Perhaps a rare mountain lion had slid into Betelgeuse sometime yesterday and taken its formidable dump as some sort of marking technique? Animals, after all, possessed extraordinarily high degrees of intelligence and canniness. Humans, on the other hand, Twyla thought, not so much. She’d known the city women wouldn’t question whether Klondike had been responsible for the shit. And she’d been right, though Twyla felt a little bad about pinning the mess in the bathroom on her innocent dog. Then again, she desperately needed this weekend not to result in any refund requests.

Steam shot from the kettle, and Twyla moved it from the flame. Arnold snorted from the family room, and the springs of his old recliner squeaked. She poured the scalding water into the mug and paused to inhale the fragrant steam.

She dropped a small pill into the ceramic mortar bowl and hummed as she ground it with the pestle, hoping her low drone covered the sound. A movement at the kitchen window made her lean forward, scan the rolling hills of the meadow, lit blue in the moonlight like a shimmering sea. A dark shape ran across the meadow.

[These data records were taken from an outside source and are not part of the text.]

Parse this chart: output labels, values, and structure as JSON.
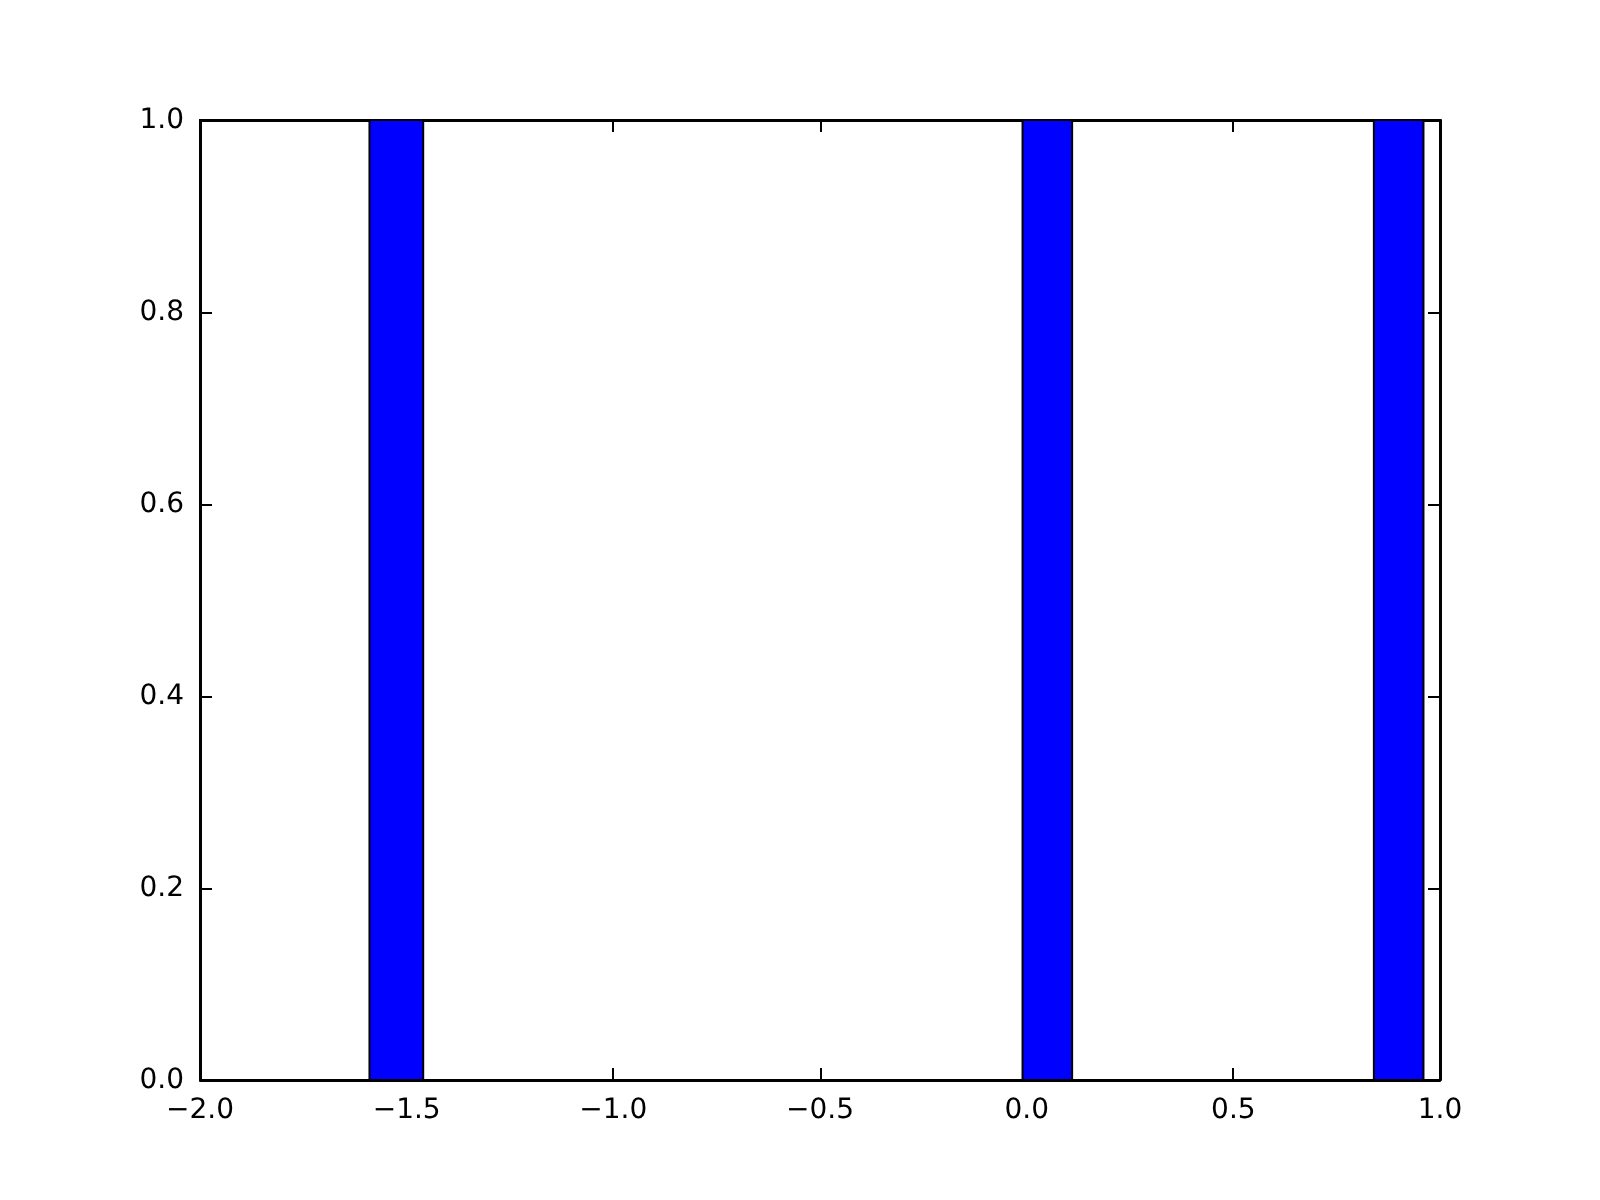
{
  "chart_data": {
    "type": "histogram",
    "color": "#0000ff",
    "bins": [
      -1.59,
      -1.46,
      -0.01,
      0.11,
      0.84,
      0.96
    ],
    "values": [
      1,
      0,
      1,
      0,
      1
    ],
    "xlim": [
      -2,
      1
    ],
    "xticks": [
      {
        "value": -2,
        "label": "−2.0"
      },
      {
        "value": -1.5,
        "label": "−1.5"
      },
      {
        "value": -1,
        "label": "−1.0"
      },
      {
        "value": -0.5,
        "label": "−0.5"
      },
      {
        "value": 0,
        "label": "0.0"
      },
      {
        "value": 0.5,
        "label": "0.5"
      },
      {
        "value": 1,
        "label": "1.0"
      }
    ],
    "ylim": [
      0,
      1
    ],
    "yticks": [
      {
        "value": 0,
        "label": "0.0"
      },
      {
        "value": 0.2,
        "label": "0.2"
      },
      {
        "value": 0.4,
        "label": "0.4"
      },
      {
        "value": 0.6,
        "label": "0.6"
      },
      {
        "value": 0.8,
        "label": "0.8"
      },
      {
        "value": 1,
        "label": "1.0"
      }
    ],
    "grid": false
  }
}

It must have been one of the guests, she decided as she carried the mug into the family room. The thought of the guests running through the moonlit property pleased her. Like a scene straight out of A Midsummer Night’s Dream. How romantic.

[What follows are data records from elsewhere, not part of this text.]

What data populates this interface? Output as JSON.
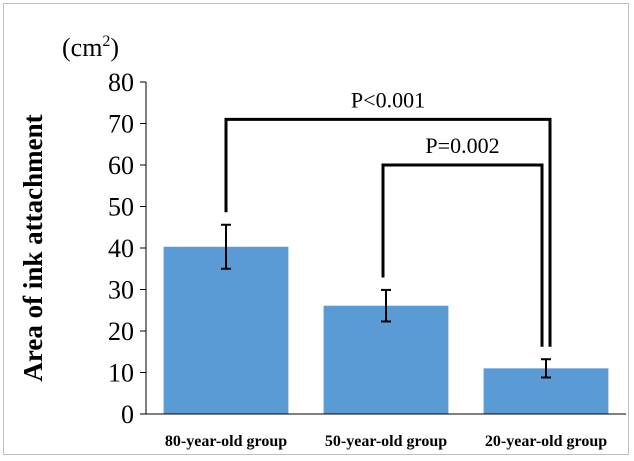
{
  "chart_data": {
    "type": "bar",
    "categories": [
      "80-year-old group",
      "50-year-old group",
      "20-year-old group"
    ],
    "values": [
      40.3,
      26.1,
      11.0
    ],
    "errors": [
      5.3,
      3.8,
      2.2
    ],
    "ylabel": "Area of ink attachment",
    "unit_label": "(cm",
    "unit_superscript": "2",
    "unit_close": ")",
    "ylim": [
      0,
      80
    ],
    "yticks": [
      0,
      10,
      20,
      30,
      40,
      50,
      60,
      70,
      80
    ],
    "grid": false,
    "bar_color": "#5b9bd5",
    "annotations": [
      {
        "text": "P<0.001",
        "from": "80-year-old group",
        "to": "20-year-old group",
        "level": 71
      },
      {
        "text": "P=0.002",
        "from": "50-year-old group",
        "to": "20-year-old group",
        "level": 60
      }
    ]
  }
}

Twyla was careful when opening and closing the swinging door to the family room to avoid its creaks. When, when, would Arnold WD-40 it, as she’d asked so many times? Whether he was incapable of making the smallest efforts to keep up the property or simply unwilling, Twyla was unsure, though how he’d sprinted after Klondike yesterday afternoon hadn’t escaped her. And how did that Arnold jive with the Arnold who seemed too weary to locate the canister of WD-40 in the garage and hold down its button? Who had suggested they sell, even donate, the goats they had loved like children for years? The first Arnold, the dog-chasing sprinter, thought Twyla, as she unfolded the tray table and set it next to Arnold’s recliner, did not make so compelling a case for deserting the home they’d tended for forty years for a “gated community” with a bleach-filled swimming pool, starchy dinners served at five p.m., and giant-screen TVs on every wall.

She brushed her lips over the coarse, dry cheek of sleeping Arnold, and placed the steaming cup of tea on the tray.

“Wake up, Arnie,” she whispered. “You need to take Zephyr’s bedtime tea if you’re going to get a good night’s sleep.”

Arnold startled awake, flailing his arms. His hand smacked the mug off the tray. Twyla lunged for it, her knees landing hard on the cold wood floor. The tips of her fingers brushed the mug, one she’d hand-thrown herself at the wheel in the barn, before it shattered across the floor.